As a nation, we love to ‘trash-talk’ Singapore. We run-down their food and their supposed racism. But at the end of the day, ‘semua-breakdown’ in our country, from LRTs to escalators and KLIA to our national airline. And let’s not even talk about the institutional racism here.

Then, like a thrilling ‘Inspector Singh Investigates’ mystery, we had the case of the missing combat ships in Malaysia.

Apparently, the defence ministry and the private contractor commissioned had ignored the Royal Malaysian Navy’s assessments on the appropriate class of ships for this project. The agreement was signed in 2011, and the government paid out over RM6 billion for the project, which was given to this private contractor through direct negotiations. Yet, 11 years on, there is not one ship in sight. In Malaysia – ‘semua-boleh’.

In November 2022 we saw the most polarised national elections ever.

Pakatan Harapan secured 37.5% of the vote, the ultra-nationalist Perikatan Nasional got 30% and the erstwhile, self-proclaimed saviour of Malaysia, Barisan Nasional got 22% of the popular vote. No coalition could form the government.

The results indicate that Malaysia is deeply polarised. There is a clear urban-hinterland divide. People evidently voted along racial and religious lines in our blessed country. Only after furious horse-trading and backroom deals, a controversial ‘unity’ government was formed.

Sworn enemies during the election campaign are now uneasy bedfellows. I felt relief and trepidation in equal measure. We now have a government, but just how long will this precarious administration last is anyone’s guess.

In 2022, I understood that as a nation, we still grapple with racial parochialism and narrow-mindedness. Though the world has shown that this type of insularity is well past its sell-by-date, here in Malaysia, we continue to highlight and broadcast our differences.

To date, we haven’t resolved how to come together as a cogent people with a shared history.

This year, we completed 65-years of being an ‘independent’ nation, but we seem to be constantly ‘re-colonised’ by our fear of each other.

We need to ensure that our political masters are prohibited from dividing us by race and religion.
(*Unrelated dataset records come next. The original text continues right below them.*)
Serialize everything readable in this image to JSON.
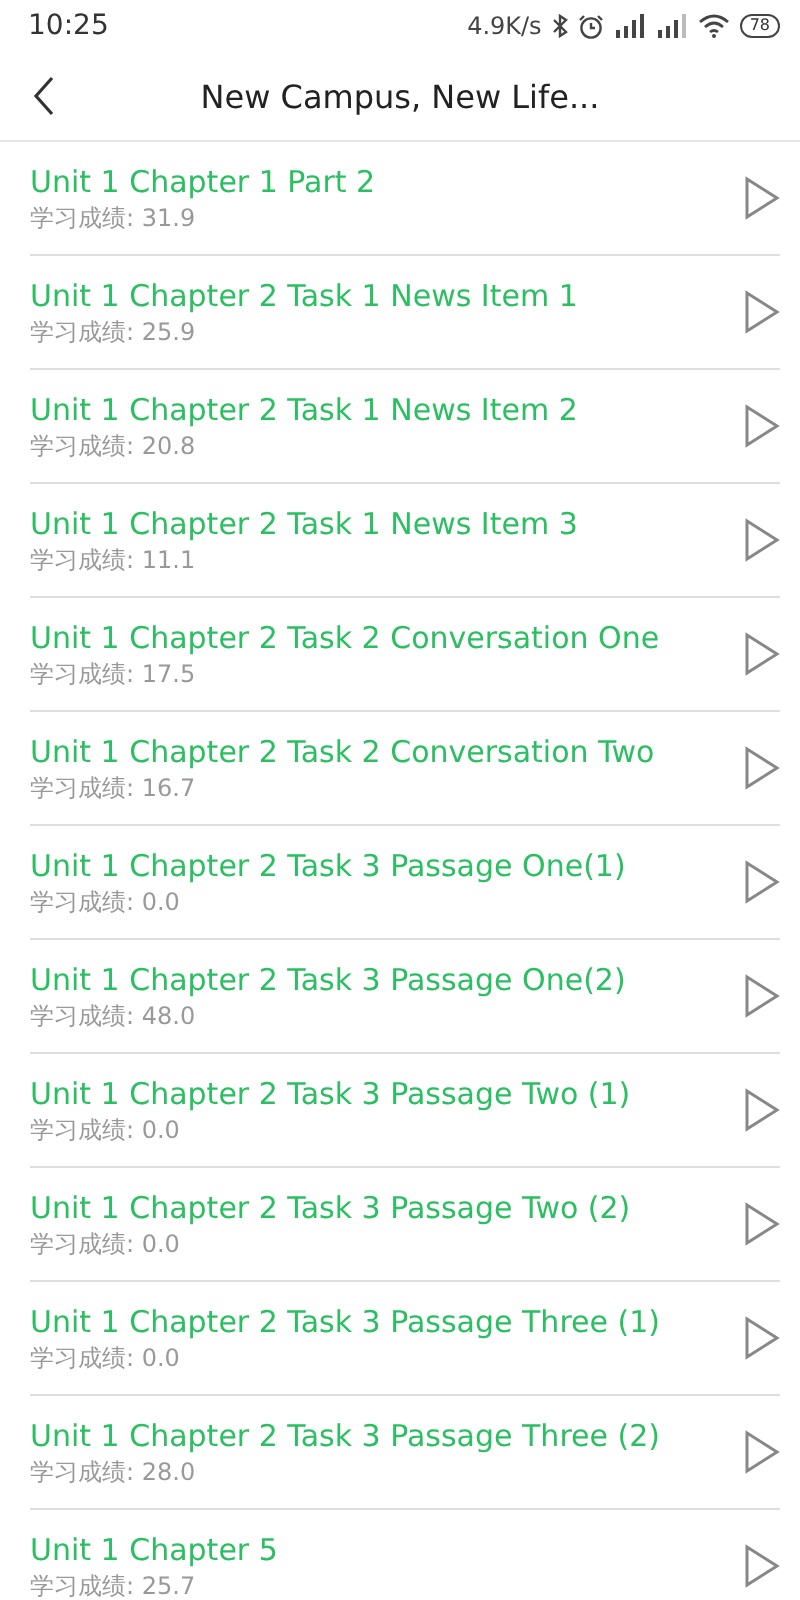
{
  "status_bar": {
    "time": "10:25",
    "speed": "4.9K/s",
    "battery": "78"
  },
  "header": {
    "title": "New Campus, New Life..."
  },
  "items": [
    {
      "title": "Unit 1 Chapter 1 Part 2",
      "score": "学习成绩: 31.9"
    },
    {
      "title": "Unit 1 Chapter 2 Task 1 News Item 1",
      "score": "学习成绩: 25.9"
    },
    {
      "title": "Unit 1 Chapter 2 Task 1 News Item 2",
      "score": "学习成绩: 20.8"
    },
    {
      "title": "Unit 1 Chapter 2 Task 1 News Item 3",
      "score": "学习成绩: 11.1"
    },
    {
      "title": "Unit 1 Chapter 2 Task 2 Conversation One",
      "score": "学习成绩: 17.5"
    },
    {
      "title": "Unit 1 Chapter 2 Task 2 Conversation Two",
      "score": "学习成绩: 16.7"
    },
    {
      "title": "Unit 1 Chapter 2 Task 3 Passage One(1)",
      "score": "学习成绩: 0.0"
    },
    {
      "title": "Unit 1 Chapter 2 Task 3 Passage One(2)",
      "score": "学习成绩: 48.0"
    },
    {
      "title": "Unit 1 Chapter 2 Task 3 Passage Two (1)",
      "score": "学习成绩: 0.0"
    },
    {
      "title": "Unit 1 Chapter 2 Task 3 Passage Two (2)",
      "score": "学习成绩: 0.0"
    },
    {
      "title": "Unit 1 Chapter 2 Task 3 Passage Three (1)",
      "score": "学习成绩: 0.0"
    },
    {
      "title": "Unit 1 Chapter 2 Task 3 Passage Three (2)",
      "score": "学习成绩: 28.0"
    },
    {
      "title": "Unit 1 Chapter 5",
      "score": "学习成绩: 25.7"
    }
  ]
}
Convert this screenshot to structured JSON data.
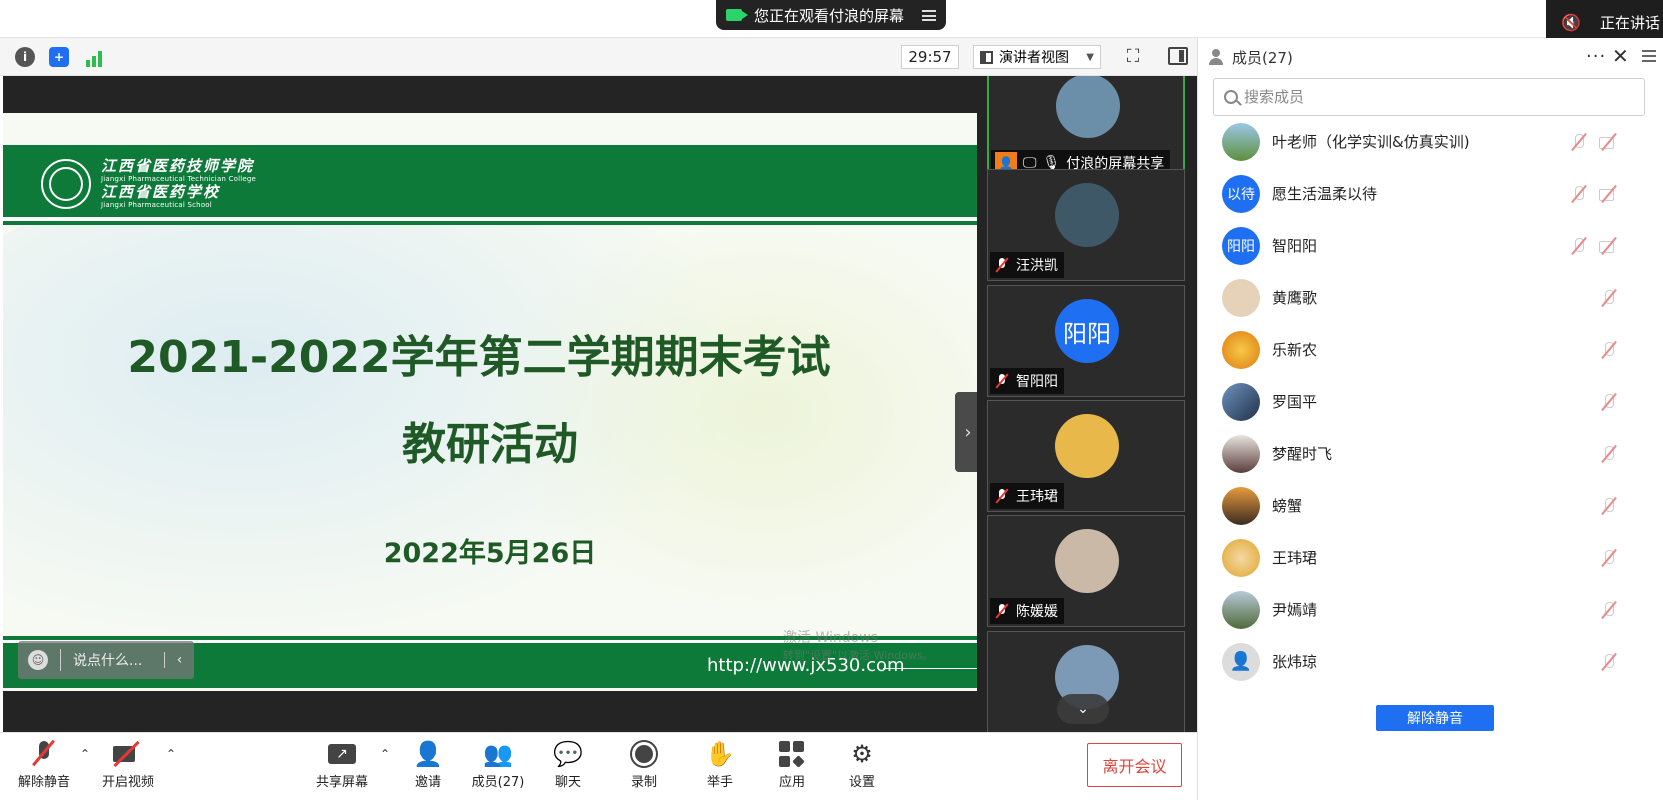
{
  "top": {
    "watching_text": "您正在观看付浪的屏幕",
    "speaking_label": "正在讲话",
    "timer": "29:57",
    "view_mode": "演讲者视图"
  },
  "slide": {
    "school_cn_1": "江西省医药技师学院",
    "school_en_1": "Jiangxi Pharmaceutical Technician College",
    "school_cn_2": "江西省医药学校",
    "school_en_2": "Jiangxi Pharmaceutical School",
    "title_line1": "2021-2022学年第二学期期末考试",
    "title_line2": "教研活动",
    "date": "2022年5月26日",
    "url": "http://www.jx530.com"
  },
  "watermark": {
    "line1": "激活 Windows",
    "line2": "转到\"设置\"以激活 Windows。"
  },
  "chat": {
    "placeholder": "说点什么..."
  },
  "thumbnails": [
    {
      "name": "付浪的屏幕共享",
      "avatar_color": "#6b8fa8",
      "sharing": true
    },
    {
      "name": "汪洪凯",
      "avatar_color": "#3e5868",
      "sharing": false
    },
    {
      "name": "智阳阳",
      "avatar_text": "阳阳",
      "avatar_color": "#1e6ff1",
      "sharing": false
    },
    {
      "name": "王玮珺",
      "avatar_color": "#e8b84a",
      "sharing": false
    },
    {
      "name": "陈媛媛",
      "avatar_color": "#c9b9a6",
      "sharing": false
    }
  ],
  "members_panel": {
    "title": "成员(27)",
    "search_placeholder": "搜索成员",
    "unmute_button": "解除静音",
    "members": [
      {
        "name": "叶老师（化学实训&仿真实训)",
        "avatar_color": "#5d8f3c",
        "video_off": true
      },
      {
        "name": "愿生活温柔以待",
        "avatar_text": "以待",
        "avatar_color": "#1e6ff1",
        "video_off": true
      },
      {
        "name": "智阳阳",
        "avatar_text": "阳阳",
        "avatar_color": "#1e6ff1",
        "video_off": true
      },
      {
        "name": "黄鹰歌",
        "avatar_color": "#e6d2b8",
        "video_off": false
      },
      {
        "name": "乐新农",
        "avatar_color": "#e8a21c",
        "video_off": false
      },
      {
        "name": "罗国平",
        "avatar_color": "#2e4a6b",
        "video_off": false
      },
      {
        "name": "梦醒时飞",
        "avatar_color": "#8a6f63",
        "video_off": false
      },
      {
        "name": "螃蟹",
        "avatar_color": "#b0672a",
        "video_off": false
      },
      {
        "name": "王玮珺",
        "avatar_color": "#e8b84a",
        "video_off": false
      },
      {
        "name": "尹嫣靖",
        "avatar_color": "#5a7a4f",
        "video_off": false
      },
      {
        "name": "张炜琼",
        "avatar_color": "#d0d0d0",
        "video_off": false
      }
    ]
  },
  "toolbar": {
    "unmute": "解除静音",
    "start_video": "开启视频",
    "share_screen": "共享屏幕",
    "invite": "邀请",
    "members": "成员(27)",
    "chat": "聊天",
    "record": "录制",
    "raise_hand": "举手",
    "apps": "应用",
    "settings": "设置",
    "leave": "离开会议"
  }
}
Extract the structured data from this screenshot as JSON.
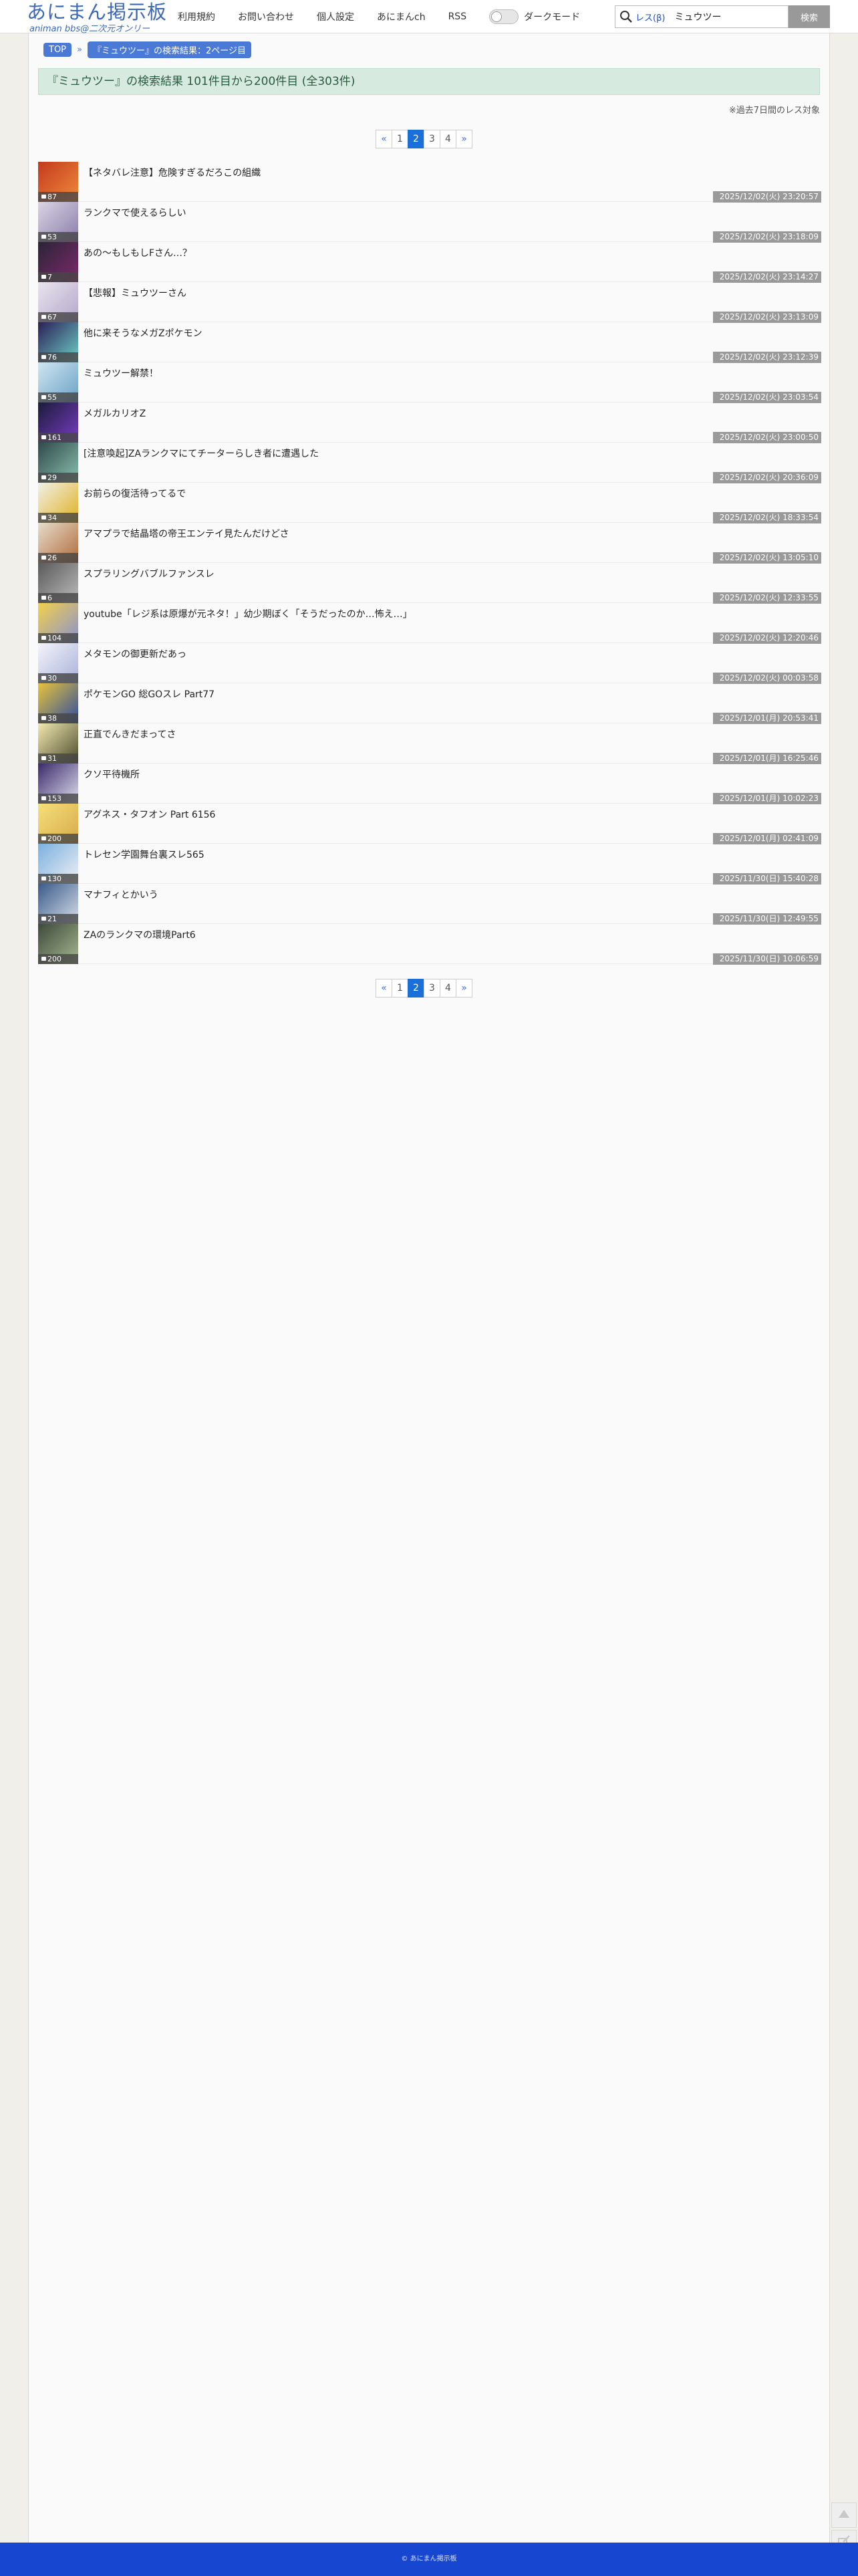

So long as our education system is infused with unbridled religious and ethnic doctrine, how can we expect our younger generation to live together and thrive in a multi-ethnic society?

Malaysia is a land of so many positives, but I suspect that if we do not break free from obsessing about our respective religions, and loosen the grip of entrenched racial dogma, 2023 and beyond will get progressively uncertain for us, as a nation.

Happy New Year, everyone, and may God bless Malaysia. - FMT

The views expressed are those of the writer and do not necessarily reflect those of MMKtT.